The 75% Chebyshev interval around the mean for the fund Vanguard Total Stock Index is obtained as given below:

$\begin{array}{c}\overline{x}-2s=10.3-2\left(19.85\right)\\ =10.3-39.7\\ =-29.4\\ \overline{x}+2s=10.3+2\left(19.85\right)\\ =10.3+39.7\\ =50\end{array}$

Thus, the 75% Chebyshev interval around the mean for the fund Vanguard Total Stock Index is –29.4 and 50.

The 75% Chebyshev interval around the mean for the fund Vanguard Balanced Index is obtained as given below:

$\begin{array}{c}\overline{x}-2s=9-2\left(12.68\right)\\ =9-25.36\\ =-16.36\\ \overline{x}+2s=9+2\left(12.68\right)\\ =9+25.36\\ =34.36\end{array}$

Thus, the 75% Chebyshev interval around the mean for the fund Vanguard Balanced Index is –16.36 and 34.36.

From the result, it is observed that the 75% returns lie in the 75% Chebyshev interval for both the funds.

d.

To determine

Find and compare the coefficient of variation for x and y.

Answer to Problem 16P

The coefficient of variation for x is 192.7%.

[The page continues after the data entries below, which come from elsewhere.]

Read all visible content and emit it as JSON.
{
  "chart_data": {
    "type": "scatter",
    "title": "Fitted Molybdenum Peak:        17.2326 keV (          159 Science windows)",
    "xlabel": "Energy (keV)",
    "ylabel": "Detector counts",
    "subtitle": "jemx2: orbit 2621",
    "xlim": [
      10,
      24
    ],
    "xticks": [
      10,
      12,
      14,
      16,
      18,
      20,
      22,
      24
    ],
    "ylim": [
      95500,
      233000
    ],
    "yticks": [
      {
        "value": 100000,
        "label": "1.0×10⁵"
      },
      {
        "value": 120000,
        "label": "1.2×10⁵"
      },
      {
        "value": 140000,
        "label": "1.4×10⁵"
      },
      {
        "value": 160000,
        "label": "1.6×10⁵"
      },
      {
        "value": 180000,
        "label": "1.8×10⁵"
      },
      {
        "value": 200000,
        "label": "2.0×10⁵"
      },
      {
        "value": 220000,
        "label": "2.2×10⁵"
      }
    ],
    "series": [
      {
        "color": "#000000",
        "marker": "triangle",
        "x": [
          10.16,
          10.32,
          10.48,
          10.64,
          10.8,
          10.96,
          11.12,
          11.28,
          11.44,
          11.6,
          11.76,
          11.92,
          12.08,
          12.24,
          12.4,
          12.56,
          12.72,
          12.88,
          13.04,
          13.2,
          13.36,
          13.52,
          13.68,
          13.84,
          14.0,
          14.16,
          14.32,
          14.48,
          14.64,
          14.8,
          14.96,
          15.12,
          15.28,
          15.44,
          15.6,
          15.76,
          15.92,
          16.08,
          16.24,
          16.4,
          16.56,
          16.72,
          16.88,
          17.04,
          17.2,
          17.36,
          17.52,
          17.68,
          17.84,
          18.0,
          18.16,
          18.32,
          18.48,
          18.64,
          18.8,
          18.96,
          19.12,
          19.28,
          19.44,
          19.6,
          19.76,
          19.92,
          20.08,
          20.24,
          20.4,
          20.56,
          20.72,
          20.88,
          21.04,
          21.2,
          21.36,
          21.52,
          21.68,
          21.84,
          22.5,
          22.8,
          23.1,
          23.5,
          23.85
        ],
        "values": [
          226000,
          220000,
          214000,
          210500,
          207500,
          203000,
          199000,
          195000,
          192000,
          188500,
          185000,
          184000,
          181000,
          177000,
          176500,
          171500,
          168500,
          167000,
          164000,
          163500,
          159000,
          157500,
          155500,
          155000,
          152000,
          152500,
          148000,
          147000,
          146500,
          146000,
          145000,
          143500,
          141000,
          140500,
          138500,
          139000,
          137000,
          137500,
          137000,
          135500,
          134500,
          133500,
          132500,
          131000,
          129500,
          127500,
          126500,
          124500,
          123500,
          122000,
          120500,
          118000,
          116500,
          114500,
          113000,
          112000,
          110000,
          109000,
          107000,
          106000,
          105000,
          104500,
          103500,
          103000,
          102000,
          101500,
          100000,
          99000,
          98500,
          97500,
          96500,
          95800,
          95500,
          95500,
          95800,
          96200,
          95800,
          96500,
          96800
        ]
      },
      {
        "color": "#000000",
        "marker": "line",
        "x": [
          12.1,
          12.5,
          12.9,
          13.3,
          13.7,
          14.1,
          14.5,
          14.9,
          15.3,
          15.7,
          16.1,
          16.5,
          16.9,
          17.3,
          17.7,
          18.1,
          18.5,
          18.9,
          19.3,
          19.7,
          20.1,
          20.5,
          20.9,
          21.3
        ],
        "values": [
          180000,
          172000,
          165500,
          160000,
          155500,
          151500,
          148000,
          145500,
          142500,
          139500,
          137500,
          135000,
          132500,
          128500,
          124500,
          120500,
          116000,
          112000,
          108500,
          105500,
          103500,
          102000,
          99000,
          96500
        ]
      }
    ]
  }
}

The coefficient of variation for y is 140.9%.

Explanation of Solution

The formula for the coefficient of variation is as follows:

$CV=\frac{s}{\overline{x}}\times 100\%$

Where, s is the sample standard deviation and $\overline{x}$ is the sample mean.

The coefficient of variation for x is obtained as given below:

$\begin{array}{c}CV=\frac{19.85}{10.3}\times 100\%\\ =192.7\%\end{array}$

Thus, the coefficient of variation for x is 192.7%.

The coefficient of variation for y is obtained as given below:

$\begin{array}{c}CV=\frac{12.68}{9}\times 100\%\\ =140.9\%\end{array}$

Thus, the coefficient of variation for y is 140.9%.

From the results, the coefficient of variation for the fund Vanguard Balanced Index is less when compared to the coefficient of variation for the fund Vanguard Total Stock Index. Hence, the fund Vanguard Balanced Index has less risk per unit of return. Hence, the fund Vanguard Balanced Index appears to be better.